ここまで書いたけど、これは3月11日に書くことになる日記にぜひとも取り込みたいので、ここまでにしておこう。重要なのは絶対初心者であり続けるために、趣味をどう楽しむか、ということなのだ。

 

3月10日(木)

ずっと、「やらなきゃな……でもなんかめんどくさい」という行政上の手続き的なことをしたらびっくりするくらい身が軽くなった。これはいったいなんなのか、と思う。いつかやらなければいけないこと、の存在は生活を重くする。いっときそのタスクの存在を忘れ、何かを楽しむことができたりする。

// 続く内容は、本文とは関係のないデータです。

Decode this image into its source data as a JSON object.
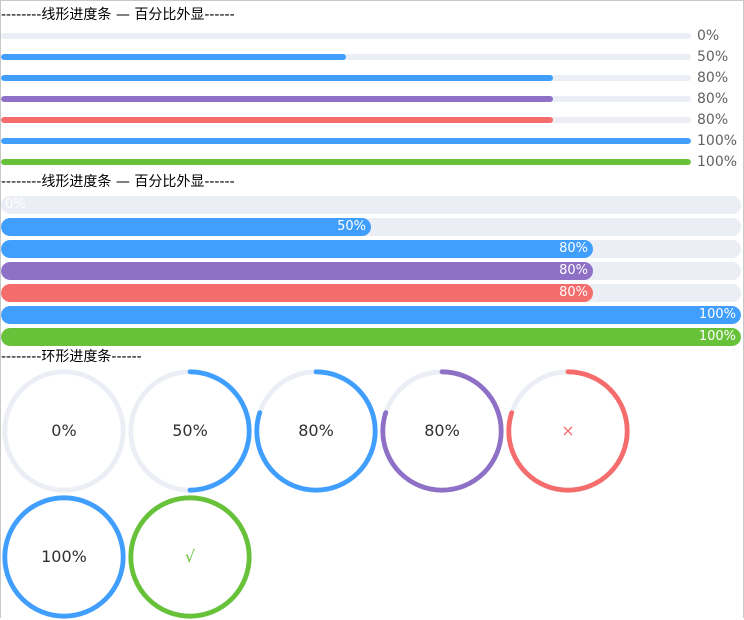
{
  "sections": {
    "line_outer_title": "--------线形进度条 — 百分比外显------",
    "line_inner_title": "--------线形进度条 — 百分比外显------",
    "circle_title": "--------环形进度条------"
  },
  "colors": {
    "track": "#ebeef5",
    "primary": "#409eff",
    "purple": "#8e71c7",
    "exception": "#f56c6c",
    "success": "#67c23a"
  },
  "line_outer": [
    {
      "percentage": 0,
      "label": "0%",
      "color": "#409eff"
    },
    {
      "percentage": 50,
      "label": "50%",
      "color": "#409eff"
    },
    {
      "percentage": 80,
      "label": "80%",
      "color": "#409eff"
    },
    {
      "percentage": 80,
      "label": "80%",
      "color": "#8e71c7"
    },
    {
      "percentage": 80,
      "label": "80%",
      "color": "#f56c6c"
    },
    {
      "percentage": 100,
      "label": "100%",
      "color": "#409eff"
    },
    {
      "percentage": 100,
      "label": "100%",
      "color": "#67c23a"
    }
  ],
  "line_inner": [
    {
      "percentage": 0,
      "label": "0%",
      "color": "#409eff"
    },
    {
      "percentage": 50,
      "label": "50%",
      "color": "#409eff"
    },
    {
      "percentage": 80,
      "label": "80%",
      "color": "#409eff"
    },
    {
      "percentage": 80,
      "label": "80%",
      "color": "#8e71c7"
    },
    {
      "percentage": 80,
      "label": "80%",
      "color": "#f56c6c"
    },
    {
      "percentage": 100,
      "label": "100%",
      "color": "#409eff"
    },
    {
      "percentage": 100,
      "label": "100%",
      "color": "#67c23a"
    }
  ],
  "circles": [
    {
      "percentage": 0,
      "label": "0%",
      "color": "#409eff",
      "text_color": "#303133",
      "icon": ""
    },
    {
      "percentage": 50,
      "label": "50%",
      "color": "#409eff",
      "text_color": "#303133",
      "icon": ""
    },
    {
      "percentage": 80,
      "label": "80%",
      "color": "#409eff",
      "text_color": "#303133",
      "icon": ""
    },
    {
      "percentage": 80,
      "label": "80%",
      "color": "#8e71c7",
      "text_color": "#303133",
      "icon": ""
    },
    {
      "percentage": 80,
      "label": "×",
      "color": "#f56c6c",
      "text_color": "#f56c6c",
      "icon": "close-icon"
    },
    {
      "percentage": 100,
      "label": "100%",
      "color": "#409eff",
      "text_color": "#303133",
      "icon": ""
    },
    {
      "percentage": 100,
      "label": "√",
      "color": "#67c23a",
      "text_color": "#67c23a",
      "icon": "check-icon"
    }
  ]
}
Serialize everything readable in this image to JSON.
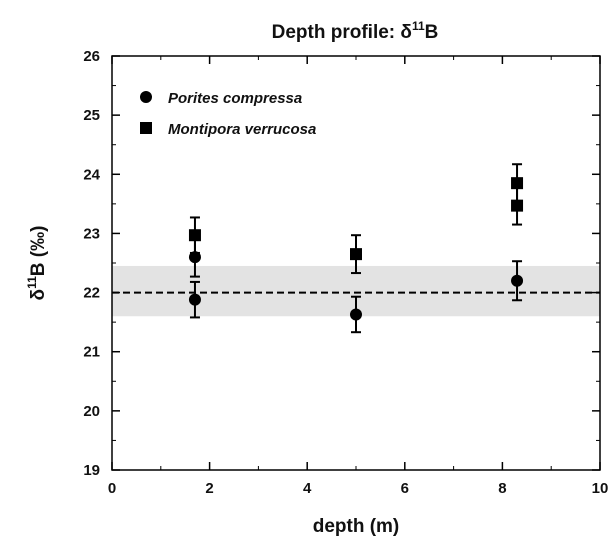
{
  "chart_data": {
    "type": "scatter",
    "title": {
      "main": "Depth profile: δ",
      "superscript": "11",
      "suffix": "B"
    },
    "xlabel": "depth (m)",
    "ylabel": {
      "prefix": "δ",
      "superscript": "11",
      "suffix": "B (‰)"
    },
    "xlim": [
      0,
      10
    ],
    "ylim": [
      19,
      26
    ],
    "x_ticks": [
      0,
      2,
      4,
      6,
      8,
      10
    ],
    "y_ticks": [
      19,
      20,
      21,
      22,
      23,
      24,
      25,
      26
    ],
    "grid": false,
    "legend_position": "top-left",
    "reference_line": {
      "y": 22.0,
      "style": "dashed"
    },
    "reference_band": {
      "y_low": 21.6,
      "y_high": 22.45,
      "color": "#e3e3e3"
    },
    "series": [
      {
        "name": "Porites compressa",
        "marker": "circle",
        "points": [
          {
            "x": 1.7,
            "y": 22.6,
            "err": 0.33
          },
          {
            "x": 1.7,
            "y": 21.88,
            "err": 0.3
          },
          {
            "x": 5.0,
            "y": 21.63,
            "err": 0.3
          },
          {
            "x": 8.3,
            "y": 22.2,
            "err": 0.33
          }
        ]
      },
      {
        "name": "Montipora verrucosa",
        "marker": "square",
        "points": [
          {
            "x": 1.7,
            "y": 22.97,
            "err": 0.3
          },
          {
            "x": 5.0,
            "y": 22.65,
            "err": 0.32
          },
          {
            "x": 8.3,
            "y": 23.85,
            "err": 0.32
          },
          {
            "x": 8.3,
            "y": 23.47,
            "err": 0.32
          }
        ]
      }
    ],
    "colors": {
      "markers": "#000000",
      "band": "#e3e3e3",
      "axes": "#000000"
    }
  }
}
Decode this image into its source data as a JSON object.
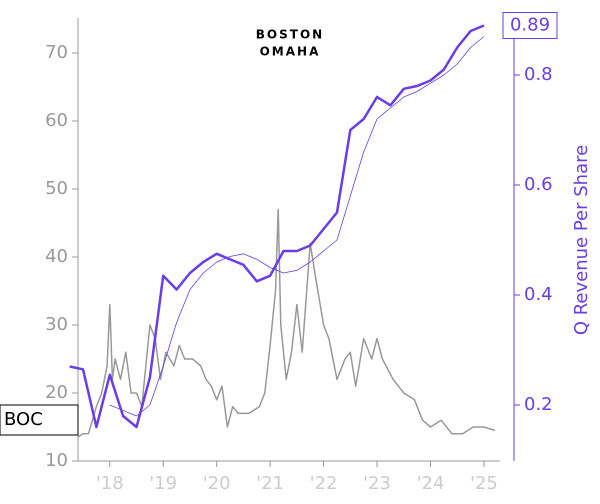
{
  "chart_data": {
    "type": "line",
    "title": [
      "BOSTON",
      "OMAHA"
    ],
    "y2label": "Q Revenue Per Share",
    "annotations": [
      "BOC"
    ],
    "xlim": [
      2017.2,
      2025.3
    ],
    "xticks": [
      {
        "value": 2018,
        "label": "'18"
      },
      {
        "value": 2019,
        "label": "'19"
      },
      {
        "value": 2020,
        "label": "'20"
      },
      {
        "value": 2021,
        "label": "'21"
      },
      {
        "value": 2022,
        "label": "'22"
      },
      {
        "value": 2023,
        "label": "'23"
      },
      {
        "value": 2024,
        "label": "'24"
      },
      {
        "value": 2025,
        "label": "'25"
      }
    ],
    "ylim": [
      10,
      75
    ],
    "yticks": [
      10,
      20,
      30,
      40,
      50,
      60,
      70
    ],
    "y2lim": [
      0.1,
      0.9
    ],
    "y2ticks": [
      0.2,
      0.4,
      0.6,
      0.8
    ],
    "series": [
      {
        "color": "#999999",
        "width": 1.5,
        "x": [
          2017.4,
          2017.5,
          2017.6,
          2017.75,
          2017.85,
          2017.95,
          2018.0,
          2018.05,
          2018.1,
          2018.2,
          2018.3,
          2018.4,
          2018.5,
          2018.6,
          2018.7,
          2018.75,
          2018.85,
          2018.95,
          2019.05,
          2019.2,
          2019.3,
          2019.4,
          2019.55,
          2019.7,
          2019.8,
          2019.9,
          2020.0,
          2020.1,
          2020.2,
          2020.3,
          2020.4,
          2020.6,
          2020.8,
          2020.9,
          2021.0,
          2021.1,
          2021.15,
          2021.2,
          2021.3,
          2021.4,
          2021.5,
          2021.6,
          2021.75,
          2021.85,
          2022.0,
          2022.1,
          2022.25,
          2022.4,
          2022.5,
          2022.6,
          2022.75,
          2022.9,
          2023.0,
          2023.1,
          2023.3,
          2023.5,
          2023.7,
          2023.85,
          2024.0,
          2024.2,
          2024.4,
          2024.6,
          2024.8,
          2025.0,
          2025.2
        ],
        "values": [
          13.5,
          14,
          14,
          18,
          20,
          24,
          33,
          22,
          25,
          22,
          26,
          20,
          20,
          18,
          26,
          30,
          28,
          22,
          26,
          24,
          27,
          25,
          25,
          24,
          22,
          21,
          19,
          21,
          15,
          18,
          17,
          17,
          18,
          20,
          27,
          35,
          47,
          30,
          22,
          26,
          33,
          26,
          42,
          37,
          30,
          28,
          22,
          25,
          26,
          21,
          28,
          25,
          28,
          25,
          22,
          20,
          19,
          16,
          15,
          16,
          14,
          14,
          15,
          15,
          14.5
        ]
      },
      {
        "color": "#6a3de8",
        "width": 2.5,
        "axis": "y2",
        "x": [
          2017.25,
          2017.5,
          2017.75,
          2018.0,
          2018.25,
          2018.5,
          2018.75,
          2019.0,
          2019.25,
          2019.5,
          2019.75,
          2020.0,
          2020.25,
          2020.5,
          2020.75,
          2021.0,
          2021.25,
          2021.5,
          2021.75,
          2022.0,
          2022.25,
          2022.5,
          2022.75,
          2023.0,
          2023.25,
          2023.5,
          2023.75,
          2024.0,
          2024.25,
          2024.5,
          2024.75,
          2025.0
        ],
        "values": [
          0.27,
          0.265,
          0.16,
          0.255,
          0.18,
          0.16,
          0.25,
          0.435,
          0.41,
          0.44,
          0.46,
          0.475,
          0.465,
          0.455,
          0.425,
          0.435,
          0.48,
          0.48,
          0.49,
          0.52,
          0.55,
          0.7,
          0.72,
          0.76,
          0.745,
          0.775,
          0.78,
          0.79,
          0.81,
          0.85,
          0.88,
          0.89
        ]
      },
      {
        "color": "#6a3de8",
        "width": 0.8,
        "axis": "y2",
        "x": [
          2018.0,
          2018.5,
          2018.75,
          2019.0,
          2019.25,
          2019.5,
          2019.75,
          2020.0,
          2020.25,
          2020.5,
          2020.75,
          2021.0,
          2021.25,
          2021.5,
          2021.75,
          2022.0,
          2022.25,
          2022.5,
          2022.75,
          2023.0,
          2023.25,
          2023.5,
          2023.75,
          2024.0,
          2024.25,
          2024.5,
          2024.75,
          2025.0
        ],
        "values": [
          0.2,
          0.18,
          0.2,
          0.27,
          0.35,
          0.41,
          0.44,
          0.46,
          0.47,
          0.475,
          0.465,
          0.45,
          0.44,
          0.445,
          0.46,
          0.48,
          0.5,
          0.58,
          0.66,
          0.72,
          0.74,
          0.76,
          0.77,
          0.785,
          0.8,
          0.82,
          0.85,
          0.87
        ]
      }
    ]
  }
}
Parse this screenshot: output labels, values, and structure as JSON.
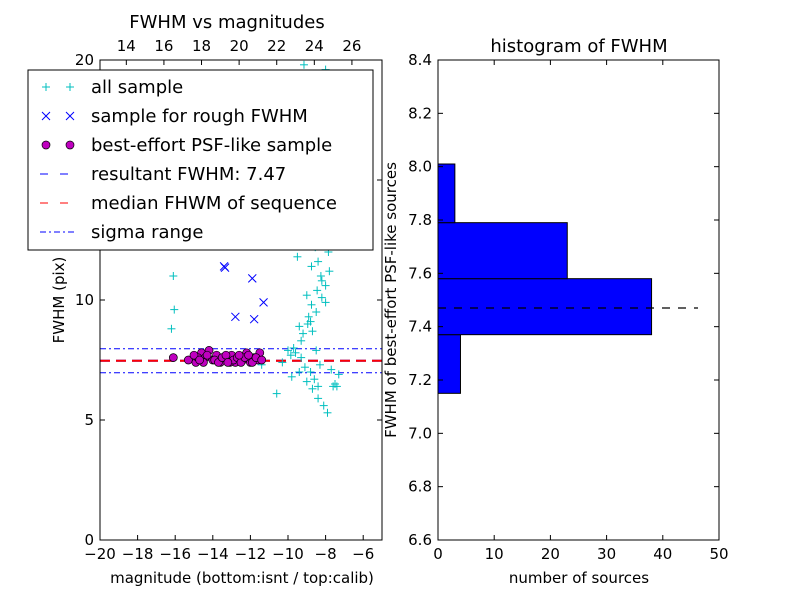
{
  "chart_data": [
    {
      "type": "scatter",
      "title": "FWHM vs magnitudes",
      "xlabel": "magnitude (bottom:isnt / top:calib)",
      "ylabel": "FWHM (pix)",
      "xlim": [
        -20,
        -5
      ],
      "ylim": [
        0,
        20
      ],
      "xticks": [
        "−20",
        "−18",
        "−16",
        "−14",
        "−12",
        "−10",
        "−8",
        "−6"
      ],
      "xtick_values": [
        -20,
        -18,
        -16,
        -14,
        -12,
        -10,
        -8,
        -6
      ],
      "top_xticks": [
        "14",
        "16",
        "18",
        "20",
        "22",
        "24",
        "26"
      ],
      "top_xtick_values": [
        -18.6,
        -16.6,
        -14.6,
        -12.6,
        -10.6,
        -8.6,
        -6.6
      ],
      "yticks": [
        "0",
        "5",
        "10",
        "15",
        "20"
      ],
      "ytick_values": [
        0,
        5,
        10,
        15,
        20
      ],
      "legend": {
        "placement": "top-left",
        "entries": [
          {
            "label": "all sample",
            "marker": "+",
            "color": "#00bfbf"
          },
          {
            "label": "sample for rough FWHM",
            "marker": "x",
            "color": "#0000ff"
          },
          {
            "label": "best-effort PSF-like sample",
            "marker": "o",
            "color": "#bf00bf"
          },
          {
            "label": "resultant FWHM: 7.47",
            "line": "dashed",
            "color": "#0000ff"
          },
          {
            "label": "median FHWM of sequence",
            "line": "dashed",
            "color": "#ff0000"
          },
          {
            "label": "sigma range",
            "line": "dashdot",
            "color": "#0000ff"
          }
        ]
      },
      "hlines": [
        {
          "name": "resultant FWHM",
          "y": 7.47,
          "color": "#0000ff",
          "style": "dashed"
        },
        {
          "name": "median FHWM of sequence",
          "y": 7.47,
          "color": "#ff0000",
          "style": "dashed"
        },
        {
          "name": "sigma upper",
          "y": 7.97,
          "color": "#0000ff",
          "style": "dashdot"
        },
        {
          "name": "sigma lower",
          "y": 6.97,
          "color": "#0000ff",
          "style": "dashdot"
        }
      ],
      "series": [
        {
          "name": "all sample",
          "marker": "+",
          "color": "#00bfbf",
          "x": [
            -16.1,
            -16.05,
            -16.2,
            -12.7,
            -11.4,
            -10.6,
            -9.8,
            -9.4,
            -9.0,
            -8.7,
            -8.4,
            -8.1,
            -7.9,
            -7.6,
            -7.3,
            -9.7,
            -9.2,
            -8.8,
            -8.5,
            -8.2,
            -8.0,
            -7.8,
            -9.5,
            -9.1,
            -8.9,
            -8.6,
            -8.3,
            -8.15,
            -8.05,
            -7.95,
            -9.6,
            -9.3,
            -8.95,
            -8.75,
            -8.45,
            -8.25,
            -7.85,
            -9.2,
            -8.9,
            -8.6,
            -8.35,
            -8.1,
            -7.9,
            -9.0,
            -8.7,
            -8.4,
            -8.2,
            -8.0,
            -8.8,
            -8.5,
            -8.3,
            -8.1,
            -8.6,
            -8.4,
            -8.2,
            -8.9,
            -8.7,
            -8.5,
            -9.3,
            -9.1,
            -8.8,
            -8.6,
            -8.4,
            -8.3,
            -9.4,
            -9.0,
            -8.75,
            -8.55,
            -8.35,
            -7.7,
            -7.5,
            -8.0,
            -8.45,
            -8.65,
            -8.95,
            -9.15,
            -7.4,
            -10.3,
            -9.85,
            -10.0
          ],
          "y": [
            11.0,
            9.6,
            8.8,
            7.5,
            7.3,
            6.1,
            6.8,
            7.0,
            6.6,
            6.3,
            5.9,
            5.6,
            5.3,
            6.4,
            6.9,
            8.0,
            8.6,
            9.1,
            9.5,
            10.1,
            10.6,
            11.2,
            11.8,
            12.3,
            12.8,
            13.3,
            13.7,
            14.1,
            14.4,
            14.0,
            7.8,
            8.3,
            9.0,
            9.8,
            10.4,
            11.0,
            12.0,
            13.0,
            13.6,
            14.3,
            14.8,
            15.5,
            16.2,
            17.0,
            17.6,
            18.4,
            19.0,
            19.6,
            17.9,
            16.8,
            15.9,
            14.9,
            12.5,
            11.6,
            10.8,
            9.3,
            8.7,
            7.9,
            7.6,
            7.2,
            7.0,
            6.7,
            6.4,
            7.3,
            8.9,
            10.2,
            11.4,
            12.2,
            13.1,
            7.1,
            6.5,
            9.9,
            15.3,
            16.5,
            18.8,
            19.8,
            6.4,
            7.4,
            7.7,
            7.9
          ]
        },
        {
          "name": "sample for rough FWHM",
          "marker": "x",
          "color": "#0000ff",
          "x": [
            -13.4,
            -11.9,
            -11.3,
            -12.8,
            -11.8,
            -13.35
          ],
          "y": [
            11.4,
            10.9,
            9.9,
            9.3,
            9.2,
            11.35
          ]
        },
        {
          "name": "best-effort PSF-like sample",
          "marker": "o",
          "color": "#bf00bf",
          "x": [
            -16.1,
            -15.3,
            -14.9,
            -14.6,
            -14.4,
            -14.2,
            -14.0,
            -13.8,
            -13.6,
            -13.4,
            -13.2,
            -13.0,
            -12.8,
            -12.6,
            -12.4,
            -12.2,
            -12.0,
            -11.8,
            -11.6,
            -11.5,
            -14.8,
            -14.5,
            -14.3,
            -13.9,
            -13.7,
            -13.5,
            -13.3,
            -13.1,
            -12.9,
            -12.7,
            -12.5,
            -12.3,
            -12.1,
            -11.9,
            -11.7,
            -11.4,
            -15.0,
            -14.7,
            -13.2,
            -12.6
          ],
          "y": [
            7.6,
            7.5,
            7.4,
            7.8,
            7.6,
            7.9,
            7.5,
            7.7,
            7.4,
            7.6,
            7.5,
            7.7,
            7.4,
            7.6,
            7.5,
            7.8,
            7.4,
            7.6,
            7.5,
            7.8,
            7.6,
            7.4,
            7.7,
            7.5,
            7.4,
            7.6,
            7.7,
            7.4,
            7.5,
            7.6,
            7.4,
            7.6,
            7.7,
            7.4,
            7.6,
            7.5,
            7.7,
            7.5,
            7.4,
            7.7
          ]
        }
      ]
    },
    {
      "type": "bar",
      "orientation": "horizontal",
      "title": "histogram of FWHM",
      "xlabel": "number of sources",
      "ylabel": "FWHM of best-effort PSF-like sources",
      "xlim": [
        0,
        50
      ],
      "ylim": [
        6.6,
        8.4
      ],
      "xticks": [
        "0",
        "10",
        "20",
        "30",
        "40",
        "50"
      ],
      "xtick_values": [
        0,
        10,
        20,
        30,
        40,
        50
      ],
      "yticks": [
        "6.6",
        "6.8",
        "7.0",
        "7.2",
        "7.4",
        "7.6",
        "7.8",
        "8.0",
        "8.2",
        "8.4"
      ],
      "ytick_values": [
        6.6,
        6.8,
        7.0,
        7.2,
        7.4,
        7.6,
        7.8,
        8.0,
        8.2,
        8.4
      ],
      "bar_color": "#0000ff",
      "bins": [
        {
          "from": 7.15,
          "to": 7.37,
          "count": 4
        },
        {
          "from": 7.37,
          "to": 7.58,
          "count": 38
        },
        {
          "from": 7.58,
          "to": 7.79,
          "count": 23
        },
        {
          "from": 7.79,
          "to": 8.01,
          "count": 3
        }
      ],
      "hline": {
        "y": 7.47,
        "style": "dashed",
        "color": "#000000"
      }
    }
  ]
}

ほんとうに忘れることはできないし、むしろ忘れてしまえばあとからさらに苦しむことがわかっている。だから瞬間的に楽しい予定があった場合、全力でその刹那タスクから解き放たれようとしがち。ハメをはずそうとしたり、そういう瞬発的な快楽を無意識が要請するかんじ。

手っ取り早いのがお酒。
そしてお酒がつれてくる、あらゆる瞬発的なたのしみたち。
そのどちらも今のぼくは手放しているので、ただじくじくと忘れられない時間だけがのしかかってくるというわけだ。

どういう人生の局面でも、大小さまざまな「気の進まないけどしなければもっとまずいことになる」タスクっていうのはあるはずで、そいつらからのダメージを一番手っ取り早く解決する方法は「すぐにやるべき」なのだろう。でもあらゆることに対して「すぐにやる」が向いていないから困っているんである。

だからこれは考え方の違いで、解決するべきなのかもしれない。
「すぐやるべき」の「べき」がまずよくない。強い強制力というか、一般的な規範にハメてやるぞ、って感じがする。
つぎに「やる」もよくない。「やる」のあとにはどうしてか「べき」的な言葉が結びつきやすいし、そもそも能動性が必要とされるからだ。
それに「すぐ」もよくない。ぼくたちはそんなになんでも急げるわけじゃない。
つまりフレーズを構成する語、すべてがよくない!

もっと能動的じゃなくて、なにかに身を委ねていたらその結果タスクが終わっていた、みたいな感覚に近づけたい。そう思うと、「流れをとどめない」くらいがいいような気がする。外部からの要請も時間の進みも自分の行動も、そのエネルギーの種別をあえてしないでとりまとめてひとつの流れとして、それをとどめないのがヘルシーだ、というふうに。